Lo quieran o no, varias generaciones de políticos de la derecha han vivido en el universo discursivo de Fraga que desde los sesenta hasta los años noventa, plantó semillas de pensamiento que sus hijos y sus nietos no han sido capaces de cortar ni de superar.
Acostumbrados como estamos a que una carrera política no dure más de una década, la de Fraga asombra o asusta. Guante de hierro en puño de acero durante medio siglo. Fraga lo fue todo en política. Bueno, todo salvo lo que de verdad quiso ser y no pudo: Presidente del gobierno. Decía Giulio Andreotti que el poder desgasta, sobre todo cuando no se tiene. Fraga lo intentó todo para ganar unas elecciones. Se reunió con todo embajador, periodista o autoridad y negoció con todo aquel que pudiera ayudar a que su Alianza Popular pareciera un poco menos franquista, un poquito nada más. Para quien fue ministro de la dictadura, la travesía en el desierto en la oposición de los ochenta fue una lenta agonía, de querer mucho y poder poco, hasta que mil quinientos gaiteros celebraron su toma de posesión como presidente de la Xunta, exhibiendo otro tipo de poder.
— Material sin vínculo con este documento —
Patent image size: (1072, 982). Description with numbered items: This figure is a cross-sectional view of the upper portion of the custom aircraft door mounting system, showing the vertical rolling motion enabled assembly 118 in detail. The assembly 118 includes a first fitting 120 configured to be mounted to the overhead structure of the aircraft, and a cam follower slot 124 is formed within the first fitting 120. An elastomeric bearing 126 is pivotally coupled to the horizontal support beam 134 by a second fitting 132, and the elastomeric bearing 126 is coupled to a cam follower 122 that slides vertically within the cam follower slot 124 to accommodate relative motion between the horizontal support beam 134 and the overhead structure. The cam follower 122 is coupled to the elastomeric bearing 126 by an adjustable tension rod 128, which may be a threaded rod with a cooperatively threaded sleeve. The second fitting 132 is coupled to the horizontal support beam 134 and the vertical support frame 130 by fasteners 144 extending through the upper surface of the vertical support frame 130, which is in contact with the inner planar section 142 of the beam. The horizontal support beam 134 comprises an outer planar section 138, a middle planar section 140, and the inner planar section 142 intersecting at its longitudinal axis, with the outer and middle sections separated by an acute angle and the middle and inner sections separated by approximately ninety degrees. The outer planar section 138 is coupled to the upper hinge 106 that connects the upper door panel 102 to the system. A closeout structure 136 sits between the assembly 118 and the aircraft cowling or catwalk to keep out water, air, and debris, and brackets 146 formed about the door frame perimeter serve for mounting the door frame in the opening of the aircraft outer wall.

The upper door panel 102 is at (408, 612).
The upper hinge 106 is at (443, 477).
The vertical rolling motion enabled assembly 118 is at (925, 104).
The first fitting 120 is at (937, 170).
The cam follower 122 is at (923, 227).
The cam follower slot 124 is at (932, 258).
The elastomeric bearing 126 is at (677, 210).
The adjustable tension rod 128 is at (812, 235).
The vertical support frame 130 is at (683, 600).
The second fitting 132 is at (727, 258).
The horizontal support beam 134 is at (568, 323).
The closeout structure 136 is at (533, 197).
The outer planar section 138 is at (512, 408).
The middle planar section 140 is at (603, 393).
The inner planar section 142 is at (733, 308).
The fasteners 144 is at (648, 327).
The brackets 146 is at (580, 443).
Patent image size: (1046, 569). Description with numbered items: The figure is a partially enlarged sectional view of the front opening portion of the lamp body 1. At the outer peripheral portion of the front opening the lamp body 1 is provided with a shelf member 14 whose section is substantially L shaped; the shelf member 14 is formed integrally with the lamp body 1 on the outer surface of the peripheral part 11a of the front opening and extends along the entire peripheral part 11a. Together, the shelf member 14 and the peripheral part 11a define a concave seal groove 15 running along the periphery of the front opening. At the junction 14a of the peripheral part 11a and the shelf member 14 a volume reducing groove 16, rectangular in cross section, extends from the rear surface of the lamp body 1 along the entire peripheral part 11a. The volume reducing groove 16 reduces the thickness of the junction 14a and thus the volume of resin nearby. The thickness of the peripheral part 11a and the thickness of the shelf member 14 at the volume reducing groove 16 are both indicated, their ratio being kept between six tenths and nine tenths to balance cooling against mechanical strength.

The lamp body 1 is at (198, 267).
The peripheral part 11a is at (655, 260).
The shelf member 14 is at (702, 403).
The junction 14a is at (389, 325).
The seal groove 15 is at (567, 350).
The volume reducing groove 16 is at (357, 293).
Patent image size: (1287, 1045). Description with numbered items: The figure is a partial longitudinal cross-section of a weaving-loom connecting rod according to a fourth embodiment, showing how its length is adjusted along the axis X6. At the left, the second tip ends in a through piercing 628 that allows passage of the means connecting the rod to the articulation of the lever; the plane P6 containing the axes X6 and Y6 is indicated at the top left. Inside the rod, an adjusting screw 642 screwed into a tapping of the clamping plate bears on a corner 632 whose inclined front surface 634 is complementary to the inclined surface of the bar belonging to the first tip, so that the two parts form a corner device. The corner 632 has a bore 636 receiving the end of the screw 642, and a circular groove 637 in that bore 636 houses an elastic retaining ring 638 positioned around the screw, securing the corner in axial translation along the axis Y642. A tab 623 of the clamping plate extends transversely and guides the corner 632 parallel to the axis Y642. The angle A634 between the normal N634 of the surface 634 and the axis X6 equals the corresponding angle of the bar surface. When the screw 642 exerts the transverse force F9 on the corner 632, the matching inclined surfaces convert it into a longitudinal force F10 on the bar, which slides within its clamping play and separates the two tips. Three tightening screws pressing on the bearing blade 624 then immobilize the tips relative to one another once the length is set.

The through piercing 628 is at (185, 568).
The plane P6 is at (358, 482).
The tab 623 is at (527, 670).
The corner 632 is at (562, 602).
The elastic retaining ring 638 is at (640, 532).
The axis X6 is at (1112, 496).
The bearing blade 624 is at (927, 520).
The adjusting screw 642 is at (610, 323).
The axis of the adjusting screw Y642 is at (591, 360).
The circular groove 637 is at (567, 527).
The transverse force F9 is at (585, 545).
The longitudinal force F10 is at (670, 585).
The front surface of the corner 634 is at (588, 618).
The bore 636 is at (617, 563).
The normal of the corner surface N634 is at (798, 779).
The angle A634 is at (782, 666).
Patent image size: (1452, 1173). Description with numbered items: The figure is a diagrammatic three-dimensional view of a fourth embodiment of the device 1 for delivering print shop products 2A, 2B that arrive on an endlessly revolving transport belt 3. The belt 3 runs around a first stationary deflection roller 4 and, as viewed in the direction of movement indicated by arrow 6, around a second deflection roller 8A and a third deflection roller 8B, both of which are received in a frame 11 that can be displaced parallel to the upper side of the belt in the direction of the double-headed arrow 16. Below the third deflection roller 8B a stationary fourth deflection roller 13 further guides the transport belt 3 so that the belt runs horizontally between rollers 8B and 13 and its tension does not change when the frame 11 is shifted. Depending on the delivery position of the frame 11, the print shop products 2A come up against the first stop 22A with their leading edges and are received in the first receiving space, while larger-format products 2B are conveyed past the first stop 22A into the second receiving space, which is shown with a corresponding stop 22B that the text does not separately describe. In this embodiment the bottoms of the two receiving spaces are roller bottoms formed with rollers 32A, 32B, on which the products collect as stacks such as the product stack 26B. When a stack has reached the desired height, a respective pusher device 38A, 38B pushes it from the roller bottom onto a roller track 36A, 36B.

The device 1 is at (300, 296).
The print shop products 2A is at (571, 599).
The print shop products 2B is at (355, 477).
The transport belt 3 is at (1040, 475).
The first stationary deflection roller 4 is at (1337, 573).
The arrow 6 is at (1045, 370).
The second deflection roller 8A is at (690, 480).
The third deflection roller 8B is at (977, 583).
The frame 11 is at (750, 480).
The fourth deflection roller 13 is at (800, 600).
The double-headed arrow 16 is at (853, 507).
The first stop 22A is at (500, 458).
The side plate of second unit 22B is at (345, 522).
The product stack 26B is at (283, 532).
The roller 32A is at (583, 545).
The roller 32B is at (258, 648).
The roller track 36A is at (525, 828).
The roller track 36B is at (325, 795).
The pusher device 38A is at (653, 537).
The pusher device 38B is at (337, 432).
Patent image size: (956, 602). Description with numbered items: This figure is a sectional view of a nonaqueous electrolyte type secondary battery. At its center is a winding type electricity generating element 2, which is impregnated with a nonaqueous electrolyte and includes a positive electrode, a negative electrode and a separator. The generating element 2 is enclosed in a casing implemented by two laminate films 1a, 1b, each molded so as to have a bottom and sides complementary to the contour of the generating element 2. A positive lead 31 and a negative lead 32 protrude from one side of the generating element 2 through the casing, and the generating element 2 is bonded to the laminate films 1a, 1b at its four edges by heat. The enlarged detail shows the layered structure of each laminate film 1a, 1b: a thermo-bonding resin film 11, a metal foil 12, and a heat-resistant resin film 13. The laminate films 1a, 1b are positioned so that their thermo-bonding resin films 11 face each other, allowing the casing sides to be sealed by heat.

Más allá del personaje, muchas de las palabras que hoy suenan en las bocas de los portavoces y resuenan en las cabezas de militantes y simpatizantes de la derecha tradicional y la extrema derecha, vienen de Fraga. “Mayoría Natural”, “ingeniería social”, el “catastrofismo” permanente, Los permanentes “objetivos nacionales” para poner España por encima de todas las cosas. Incluso lo de realizar homenajes a la bandera en cada pueblo como acto de lealtad cívica a España, Fraga ya lo proponía en 1981. Lo quieran o no, varias generaciones de políticos de la derecha han vivido en el universo discursivo del que llamaban “el patrón de la derecha” que desde los sesenta hasta los años noventa, plantó semillas de pensamiento que sus hijos y sus nietos no han sido capaces de cortar ni de superar. Incluso lo de “Madrid es España dentro de España” ya está pensado en un libro de Fraga de 1993 llamado Administración única. O bien los ghostwriters del PP son unos forofos del político gallego o bien es que las palabras y conceptos principales que Fraga fue acuñando han conformado hasta hoy la cultura política conservadora.
La obra Iribarne de Esther Carrodeguas está en el Teatro Infanta Isabel hasta el 23 de julio en Madrid. En lo más profundo de las tardes tórridas de la capital, esta obra hace las veces de refugio climático y democrático. Saber quién fue Fraga para la democracia española, hacerlo a ritmo de carcajadas y una puesta en escena que te mantiene en vilo las casi tres horas que dura. En el Madrid de la libertad y termómetros por encima de 40º, no está de más disfrutar la historia menos oficial del fundador del Partido Popular. Peor sería quedarse cara al sol.